Medtronic (NYSE:MDT) said this week that it acquired Responsive Orthopedics for an undisclosed amount, in preparation for its entry into the bundled hip-and-knee market.
Minneapolis-based Responsive sells its total knee replacement implants to hospitals participating in federal bundling programs that reimburse based on outcomes rather than procedures performed. The company is also developing a hip implant offering, which has yet to win approval from the FDA.
The buy is part of Medtronic’s $2 billion push toward what chairman & CEO Omar Ishrak calls “value-based healthcare,” in which medical devices are bundled into a package that includes services designed to lower healthcare costs while maintaining quality of care standards.
“It’s an area of obvious interest for us,” Ishrak told analysts during an investor conference June 6, according to the Minneapolis Star Tribune.
Medtronic has had a minority stake in Responsive since 2014 and closed the acquisition last month, a Medtronic spokeswoman told the the Star Tribune and the Minneapolis/St. Paul Business Journal.
“These are premium products, just priced differently, priced lower. The same team that has designed many of the knees and hips that are out there in the market today sold by the big players designed these ones. So there is no impairment on the quality from our perspective,” Geoff Martha, president of Medtronic’s Restorative Therapies business, said during the investor conference.
“We don’t consider these to be value products at all,” Martha said. “This offering stands on its own.”
Responsive Orthopedics was co-founded by former Tornier CEO Doug Kohrs.
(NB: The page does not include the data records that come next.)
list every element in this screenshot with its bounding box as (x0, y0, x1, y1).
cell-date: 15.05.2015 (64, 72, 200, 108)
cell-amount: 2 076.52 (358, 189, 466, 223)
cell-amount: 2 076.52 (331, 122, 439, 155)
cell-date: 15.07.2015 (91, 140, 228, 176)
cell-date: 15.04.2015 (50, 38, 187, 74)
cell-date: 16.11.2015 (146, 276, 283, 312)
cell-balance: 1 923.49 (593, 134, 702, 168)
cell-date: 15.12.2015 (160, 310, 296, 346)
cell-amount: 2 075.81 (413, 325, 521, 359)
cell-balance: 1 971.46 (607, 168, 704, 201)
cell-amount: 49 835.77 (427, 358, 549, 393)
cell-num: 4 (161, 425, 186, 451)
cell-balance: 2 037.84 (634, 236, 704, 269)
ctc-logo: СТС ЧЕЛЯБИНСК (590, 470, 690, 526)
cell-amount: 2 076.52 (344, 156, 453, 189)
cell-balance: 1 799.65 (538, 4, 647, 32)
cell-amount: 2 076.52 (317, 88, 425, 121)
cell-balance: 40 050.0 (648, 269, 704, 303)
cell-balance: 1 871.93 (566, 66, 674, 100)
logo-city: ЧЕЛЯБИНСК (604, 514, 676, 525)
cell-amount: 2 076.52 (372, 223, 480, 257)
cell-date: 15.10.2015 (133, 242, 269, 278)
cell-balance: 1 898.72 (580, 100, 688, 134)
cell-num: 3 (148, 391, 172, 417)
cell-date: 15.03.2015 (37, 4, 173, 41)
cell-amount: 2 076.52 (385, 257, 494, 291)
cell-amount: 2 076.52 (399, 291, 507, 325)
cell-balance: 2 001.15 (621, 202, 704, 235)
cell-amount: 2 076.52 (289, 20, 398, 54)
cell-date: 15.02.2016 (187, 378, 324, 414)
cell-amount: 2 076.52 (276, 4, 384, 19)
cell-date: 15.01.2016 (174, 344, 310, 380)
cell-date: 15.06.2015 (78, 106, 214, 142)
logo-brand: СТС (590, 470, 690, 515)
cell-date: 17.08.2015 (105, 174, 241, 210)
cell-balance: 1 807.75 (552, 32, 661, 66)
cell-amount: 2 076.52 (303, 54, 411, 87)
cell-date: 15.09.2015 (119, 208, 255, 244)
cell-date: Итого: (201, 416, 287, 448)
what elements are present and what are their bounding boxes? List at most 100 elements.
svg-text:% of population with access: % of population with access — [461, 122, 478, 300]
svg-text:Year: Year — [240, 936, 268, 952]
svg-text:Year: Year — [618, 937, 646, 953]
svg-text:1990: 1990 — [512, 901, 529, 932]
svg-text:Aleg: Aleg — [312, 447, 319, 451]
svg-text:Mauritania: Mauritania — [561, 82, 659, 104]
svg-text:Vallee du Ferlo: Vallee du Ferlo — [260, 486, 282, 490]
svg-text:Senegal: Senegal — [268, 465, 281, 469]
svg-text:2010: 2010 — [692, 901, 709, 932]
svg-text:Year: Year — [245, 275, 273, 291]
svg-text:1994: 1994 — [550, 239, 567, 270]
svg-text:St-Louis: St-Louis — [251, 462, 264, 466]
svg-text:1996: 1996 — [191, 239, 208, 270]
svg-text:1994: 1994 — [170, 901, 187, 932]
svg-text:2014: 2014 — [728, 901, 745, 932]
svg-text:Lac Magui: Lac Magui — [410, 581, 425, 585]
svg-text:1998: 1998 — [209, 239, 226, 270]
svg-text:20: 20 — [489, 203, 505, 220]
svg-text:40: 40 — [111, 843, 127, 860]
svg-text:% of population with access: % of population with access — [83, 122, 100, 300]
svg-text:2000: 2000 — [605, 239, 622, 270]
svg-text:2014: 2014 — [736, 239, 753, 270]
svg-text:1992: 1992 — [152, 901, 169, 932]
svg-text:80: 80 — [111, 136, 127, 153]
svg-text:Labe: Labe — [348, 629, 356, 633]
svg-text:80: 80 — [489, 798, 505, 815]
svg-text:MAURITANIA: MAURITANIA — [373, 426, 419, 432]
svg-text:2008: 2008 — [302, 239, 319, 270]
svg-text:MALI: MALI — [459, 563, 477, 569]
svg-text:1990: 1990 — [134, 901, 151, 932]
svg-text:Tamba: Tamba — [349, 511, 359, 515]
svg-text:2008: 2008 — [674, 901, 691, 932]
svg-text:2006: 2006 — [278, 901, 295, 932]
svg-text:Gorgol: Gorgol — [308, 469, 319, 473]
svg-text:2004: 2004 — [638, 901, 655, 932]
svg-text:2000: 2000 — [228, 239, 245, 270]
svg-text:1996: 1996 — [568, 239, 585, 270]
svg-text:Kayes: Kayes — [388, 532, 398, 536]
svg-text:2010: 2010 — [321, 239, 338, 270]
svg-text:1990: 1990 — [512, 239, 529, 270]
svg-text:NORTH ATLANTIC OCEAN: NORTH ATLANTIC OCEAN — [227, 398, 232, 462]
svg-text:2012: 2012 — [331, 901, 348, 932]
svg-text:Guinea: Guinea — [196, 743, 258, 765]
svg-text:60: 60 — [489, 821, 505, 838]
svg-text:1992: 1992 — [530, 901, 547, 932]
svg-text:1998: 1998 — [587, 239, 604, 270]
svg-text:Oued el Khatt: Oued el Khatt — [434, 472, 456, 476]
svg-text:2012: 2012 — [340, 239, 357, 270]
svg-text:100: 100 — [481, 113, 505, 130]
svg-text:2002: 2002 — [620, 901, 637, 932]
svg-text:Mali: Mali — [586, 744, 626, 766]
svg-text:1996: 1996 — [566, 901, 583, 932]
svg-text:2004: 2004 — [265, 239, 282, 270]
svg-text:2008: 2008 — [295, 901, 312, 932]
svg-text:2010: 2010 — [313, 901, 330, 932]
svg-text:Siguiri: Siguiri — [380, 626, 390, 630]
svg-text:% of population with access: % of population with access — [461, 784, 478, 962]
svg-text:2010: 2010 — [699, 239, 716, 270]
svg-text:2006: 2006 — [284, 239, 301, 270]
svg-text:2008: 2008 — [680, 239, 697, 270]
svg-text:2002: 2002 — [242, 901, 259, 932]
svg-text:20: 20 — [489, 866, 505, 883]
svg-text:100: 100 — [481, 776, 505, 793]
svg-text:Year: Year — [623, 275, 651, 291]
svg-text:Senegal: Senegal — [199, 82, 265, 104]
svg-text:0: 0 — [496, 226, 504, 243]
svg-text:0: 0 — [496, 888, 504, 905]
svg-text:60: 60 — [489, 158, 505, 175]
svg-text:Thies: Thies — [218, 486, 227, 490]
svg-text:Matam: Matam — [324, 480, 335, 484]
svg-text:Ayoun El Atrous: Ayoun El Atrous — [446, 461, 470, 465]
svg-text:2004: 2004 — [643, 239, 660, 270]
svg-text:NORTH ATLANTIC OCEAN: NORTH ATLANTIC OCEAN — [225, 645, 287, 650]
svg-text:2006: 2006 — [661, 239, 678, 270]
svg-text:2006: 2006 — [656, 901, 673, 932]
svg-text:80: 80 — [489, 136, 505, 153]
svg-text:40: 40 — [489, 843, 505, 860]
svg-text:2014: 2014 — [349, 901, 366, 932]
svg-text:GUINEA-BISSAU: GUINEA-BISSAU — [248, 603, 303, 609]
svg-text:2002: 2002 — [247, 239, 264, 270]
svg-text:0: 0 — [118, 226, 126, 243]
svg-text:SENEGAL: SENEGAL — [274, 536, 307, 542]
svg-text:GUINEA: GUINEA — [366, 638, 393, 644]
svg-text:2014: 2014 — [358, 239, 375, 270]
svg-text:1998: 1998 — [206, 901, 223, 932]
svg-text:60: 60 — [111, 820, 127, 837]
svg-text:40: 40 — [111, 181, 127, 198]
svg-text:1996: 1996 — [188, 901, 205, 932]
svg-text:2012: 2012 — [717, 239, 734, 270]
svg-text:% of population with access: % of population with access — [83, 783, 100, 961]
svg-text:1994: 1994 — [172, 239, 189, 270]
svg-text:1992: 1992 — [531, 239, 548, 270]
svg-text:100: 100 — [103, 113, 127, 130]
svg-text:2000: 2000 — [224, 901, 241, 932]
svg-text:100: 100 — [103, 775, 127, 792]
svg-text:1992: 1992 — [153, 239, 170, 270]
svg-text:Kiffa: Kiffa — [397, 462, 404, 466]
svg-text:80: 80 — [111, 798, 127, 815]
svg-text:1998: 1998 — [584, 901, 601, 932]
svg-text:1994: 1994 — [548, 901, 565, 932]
In an email to the Star Tribune, Kohrs said Medtronic is “the perfect home” for Responsive. Kohrs and other Responsive Orthopedics executives are slated to serve as consultants to Medtronic’s orthopedic implant program.
“I trust that Medtronic will not only continue the Responsive Orthopedics original vision, but they will also enhance the concept,” Kohrs told the newspaper. “It’s not just about the implants, it’s about partnering with all the stakeholders throughout the entire episode of care to ensure the best outcomes at the best value.”
Sales of the knee implant, which is made by the same contract manufacturers that make implants for large-cap orthopedics players like ZBH and SYK, are slated to begin by July 2017, with the hip offering due by July 2018, the newspapers reported.
That positions the world’s largest pure-play medtech outfit to participate in a Centers for Medicare & Medicaid Services program for bundling joint replacement procedures. The 5-year “Comprehensive Care for Joint Replacement” program, involving more than 800 hospitals in 75 geographic areas, covers the procedures from hospital admission to 90 days after discharge. The payment would cover “all related items and services paid under Medicare Part A and Part B for all Medicare fee-for-service beneficiaries,” CMS has said.
Companies whose devices and services are used for the program get a share of any cost savings that result. But reimbursement would also be pegged to outcomes and cost, giving Medicare the ability to claw back payments or reward good performance with addition payments.